Walled Garden Walls Will Get Higher Under Google’s New Privacy Policies

Google continues to flex its muscles while phasing out third-party cookies

Advertisers have been nimble throughout the variety of challenges that have impacted the targeting and privacy landscape: GDPR, CCPA, other state legislation, like Maryland’s—even the third-party cookie phase-out, which many didn’t think the industry would be able to overcome. Ad land and ad tech quickly pivoted strategies, working hand in hand with each other to provide solutions to the “cookie apocalypse,” well before the phase-out goes into effect next January.

But as always, Big Tech has to have the last word.

Google issued additional policy, putting a wrench into the viable alternative solutions we’ve invested in, such as Unified ID 2.0. It’s almost like we’re set back to square one, without passing go, or collecting $200.

Only the likes of Google, Apple and Facebook—because of their dominance in the industry—will be able to thrive in the environment that’s being built. Because of their combined control over digital audiences and a plethora of approved first-party data, advertisers will need to rely on them for accessing audiences.

Walled garden strategies will become campaigns

Google has taken another shot against independent ad-tech platforms, where more and more players, like SpotX, Xandr, The Washington Post and others announced support and integrations. But now, Google is asserting its power, ensuring that a main solution for the post-third-party cookie landscape becomes obsolete. Companies outside of Google, Apple, YouTube, Twitter, Amazon and other walled gardens won’t and truly can’t benefit from this newly unfolded policy. Brands, publishers, SSPs, DSPs and the ad-tech ecosystem as a whole simply don’t have the data to be able to exist in these new restrictions and thrive.

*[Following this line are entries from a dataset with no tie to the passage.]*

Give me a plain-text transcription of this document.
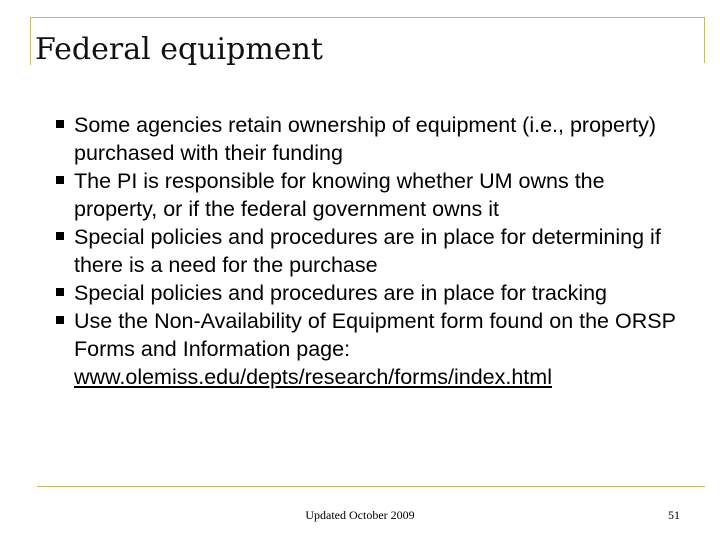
Federal equipment
Some agencies retain ownership of equipment (i.e., property) purchased with their funding
The PI is responsible for knowing whether UM owns the property, or if the federal government owns it
Special policies and procedures are in place for determining if there is a need for the purchase
Special policies and procedures are in place for tracking
Use the Non-Availability of Equipment form found on the ORSP Forms and Information page: www.olemiss.edu/depts/research/forms/index.html
Updated October 2009	51
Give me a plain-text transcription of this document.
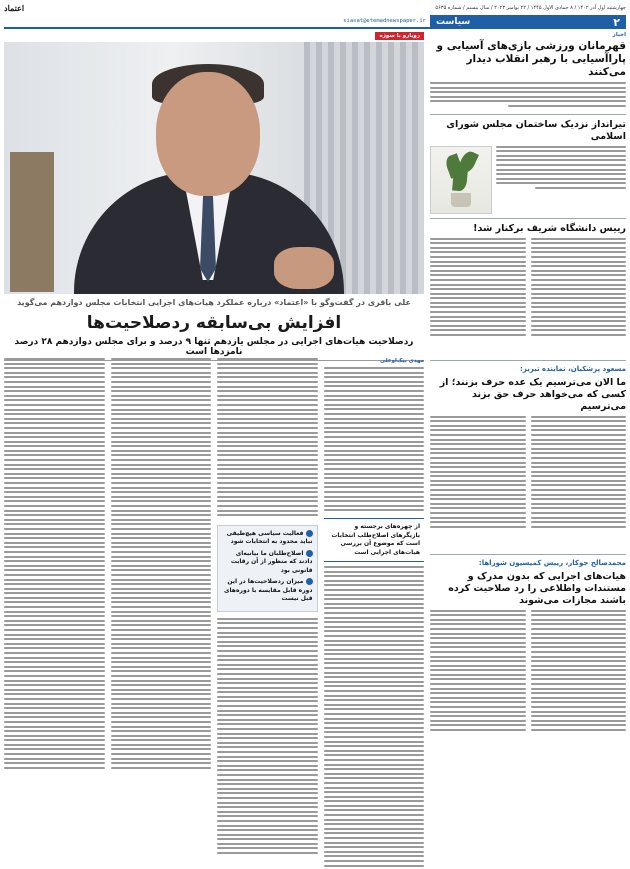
چهارشنبه اول آذر ۱۴۰۲ / ۸ جمادی الاول ۱۴۴۵ / ۲۲ نوامبر ۲۰۲۳ / سال بیستم / شماره ۵۶۳۵
اعتماد
۲
سیاست
siasat@etemadnewspaper.ir
اخبار
قهرمانان ورزشی بازی‌های آسیایی و پاراآسیایی با رهبر انقلاب دیدار می‌کنند
تیرانداز نزدیک ساختمان مجلس شورای اسلامی
رییس دانشگاه شریف برکنار شد!
مسعود پزشکیان، نماینده تبریز:
ما الان می‌ترسیم یک عده حرف بزنند؛ از کسی که می‌خواهد حرف حق بزند می‌ترسیم
محمدصالح جوکار، رییس کمیسیون شوراها:
هیات‌های اجرایی که بدون مدرک و مستندات واطلاعی را رد صلاحیت کرده باشند مجازات می‌شوند
رویارو با سوژه
علی باقری در گفت‌وگو با «اعتماد» درباره عملکرد هیات‌های اجرایی انتخابات مجلس دوازدهم می‌گوید
افزایش بی‌سابقه ردصلاحیت‌ها
ردصلاحیت هیات‌های اجرایی در مجلس یازدهم تنها ۹ درصد و برای مجلس دوازدهم ۲۸ درصد نامزدها است
مهدی بیک‌اوغلی
از چهره‌های برجسته و بازیگر‌های اصلاح‌طلب انتخابات است که موضوع آن بررسی هیات‌های اجرایی است
فعالیت سیاسی هیچ‌طیفی نباید محدود به انتخابات شود
اصلاح‌طلبان ما بیانیه‌ای دادند که منظور از آن رقابت قانونی بود
میزان ردصلاحیت‌ها در این دوره قابل مقایسه با دوره‌های قبل نیست
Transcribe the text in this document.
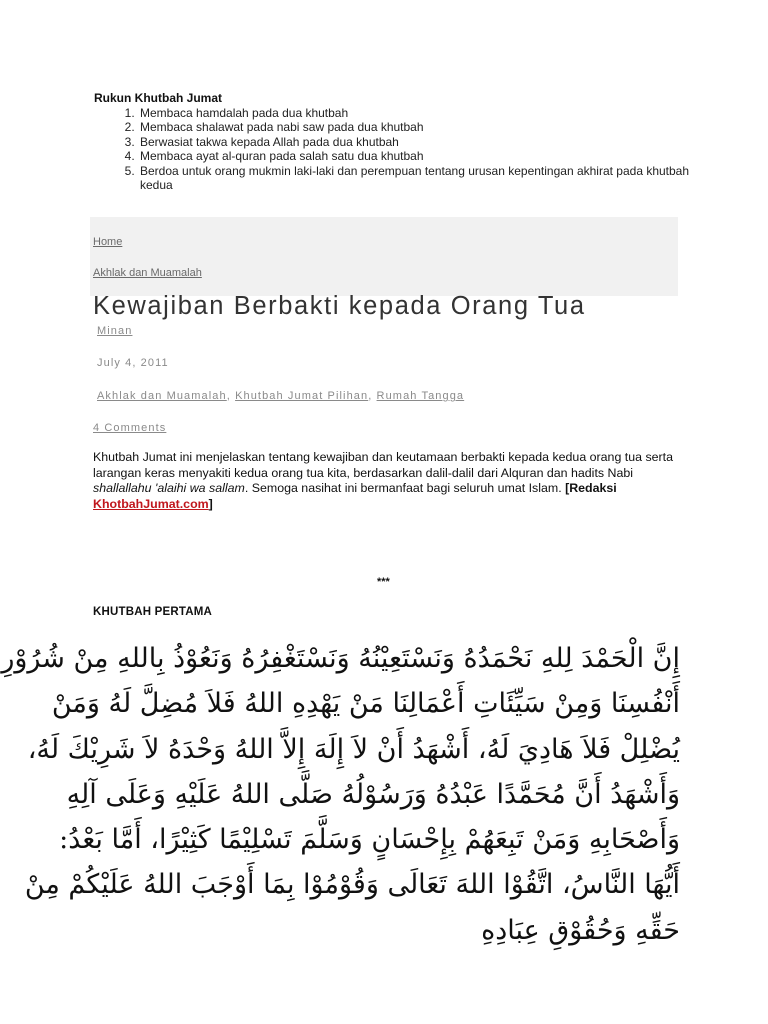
Rukun Khutbah Jumat
1. Membaca hamdalah pada dua khutbah
2. Membaca shalawat pada nabi saw pada dua khutbah
3. Berwasiat takwa kepada Allah pada dua khutbah
4. Membaca ayat al-quran pada salah satu dua khutbah
5. Berdoa untuk orang mukmin laki-laki dan perempuan tentang urusan kepentingan akhirat pada khutbah kedua
Home
Akhlak dan Muamalah
Kewajiban Berbakti kepada Orang Tua
Minan
July 4, 2011
Akhlak dan Muamalah, Khutbah Jumat Pilihan, Rumah Tangga
4 Comments
Khutbah Jumat ini menjelaskan tentang kewajiban dan keutamaan berbakti kepada kedua orang tua serta larangan keras menyakiti kedua orang tua kita, berdasarkan dalil-dalil dari Alquran dan hadits Nabi shallallahu 'alaihi wa sallam. Semoga nasihat ini bermanfaat bagi seluruh umat Islam. [Redaksi KhotbahJumat.com]
***
KHUTBAH PERTAMA
إِنَّ الْحَمْدَ لِلهِ نَحْمَدُهُ وَنَسْتَعِيْنُهُ وَنَسْتَغْفِرُهُ وَنَعُوْذُ بِاللهِ مِنْ شُرُوْرِ
أَنْفُسِنَا وَمِنْ سَيِّئَاتِ أَعْمَالِنَا مَنْ يَهْدِهِ اللهُ فَلاَ مُضِلَّ لَهُ وَمَنْ
يُضْلِلْ فَلاَ هَادِيَ لَهُ، أَشْهَدُ أَنْ لاَ إِلَهَ إِلاَّ اللهُ وَحْدَهُ لاَ شَرِيْكَ لَهُ،
وَأَشْهَدُ أَنَّ مُحَمَّدًا عَبْدُهُ وَرَسُوْلُهُ صَلَّى اللهُ عَلَيْهِ وَعَلَى آلِهِ
وَأَصْحَابِهِ وَمَنْ تَبِعَهُمْ بِإِحْسَانٍ وَسَلَّمَ تَسْلِيْمًا كَثِيْرًا، أَمَّا بَعْدُ:
أَيُّهَا النَّاسُ، اتَّقُوْا اللهَ تَعَالَى وَقُوْمُوْا بِمَا أَوْجَبَ اللهُ عَلَيْكُمْ مِنْ
حَقِّهِ وَحُقُوْقِ عِبَادِهِ
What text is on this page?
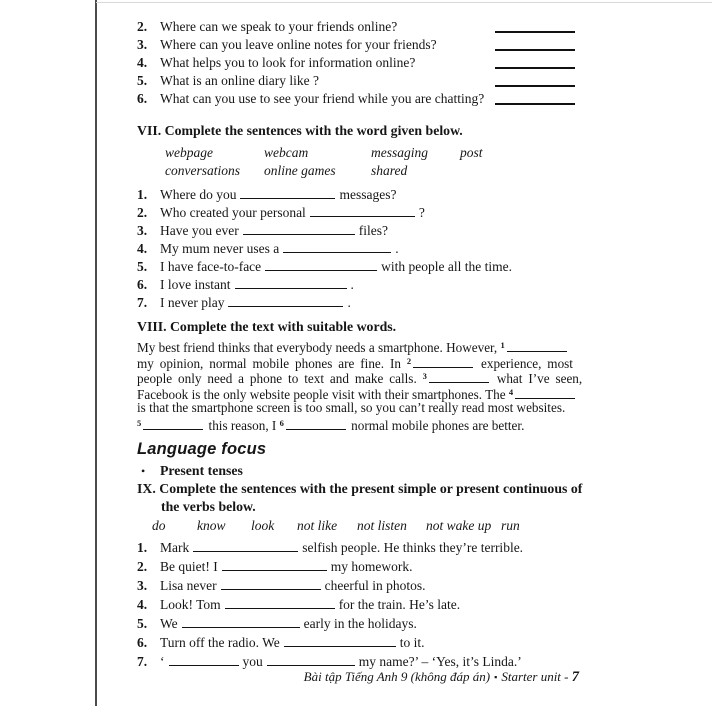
2. Where can we speak to your friends online?
3. Where can you leave online notes for your friends?
4. What helps you to look for information online?
5. What is an online diary like ?
6. What can you use to see your friend while you are chatting?
VII. Complete the sentences with the word given below.
webpage	webcam	messaging	post
conversations	online games	shared
1. Where do you	messages?
2. Who created your personal	?
3. Have you ever	files?
4. My mum never uses a	.
5. I have face-to-face	with people all the time.
6. I love instant	.
7. I never play	.
VIII. Complete the text with suitable words.
My best friend thinks that everybody needs a smartphone. However, $^1$
my opinion, normal mobile phones are fine. In $^2$	experience, most
people only need a phone to text and make calls. $^3$	what I’ve seen,
Facebook is the only website people visit with their smartphones. The $^4$
is that the smartphone screen is too small, so you can’t really read most websites.
$^5$	this reason, I $^6$	normal mobile phones are better.
Language focus
• Present tenses
IX. Complete the sentences with the present simple or present continuous of
the verbs below.
do know look not like not listen not wake up run
1. Mark	selfish people. He thinks they’re terrible.
2. Be quiet! I	my homework.
3. Lisa never	cheerful in photos.
4. Look! Tom	for the train. He’s late.
5. We	early in the holidays.
6. Turn off the radio. We	to it.
7. ‘	you	my name?’ – ‘Yes, it’s Linda.’
Bài tập Tiếng Anh 9 (không đáp án) ▪ Starter unit - 7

Now, the complex ad ecosystem will become more divided and fragmented. Advertisers need to develop completely separate audience strategies for campaigns inside of walled gardens and outside of them, because the access to data (and insights they will be able to leverage from that data) will be drastically reduced. Meaning media buys, strategies and where spend is allocated will look different across the board.

CTV bubble expands

The growth of CTV and ad budgets being reallocated to CTV has been the story of the pandemic. While ad dollars haven’t always kept up with viewership increases, this might be the final push to meet the demand. The CTV space will be less impacted by these restrictions because it’s largely driven by email logins, so the ecosystem should be relatively unscathed in the aftermath of Google’s privacy crusade.

Accessing first-party data via direct partnerships

To survive this and ultimately continue to engage with potential customers, companies will need to audit their current tech stack and weed out unnecessary partnerships that will no longer provide immense value. I foresee more direct partnerships starting to form between SSPs, DSPs and overall more supply path optimization strategies, so advertisers are working with approved first-party data and insights.

This has the added benefit of cleaning up ad tech and making sure publishers have more visibility into who is buying their inventory, as well as for advertisers creating less chances for fraud and clear ROI on investments.

Right now, we’re at the mercy of Big Tech, and unfortunately, Google is choosing to flex its muscles after we’ve already started to understand how to thrive in the cookie-less world. But, this only creates more opportunities for creativity and to hone in on the potential of direct buys and emerging CTV channels.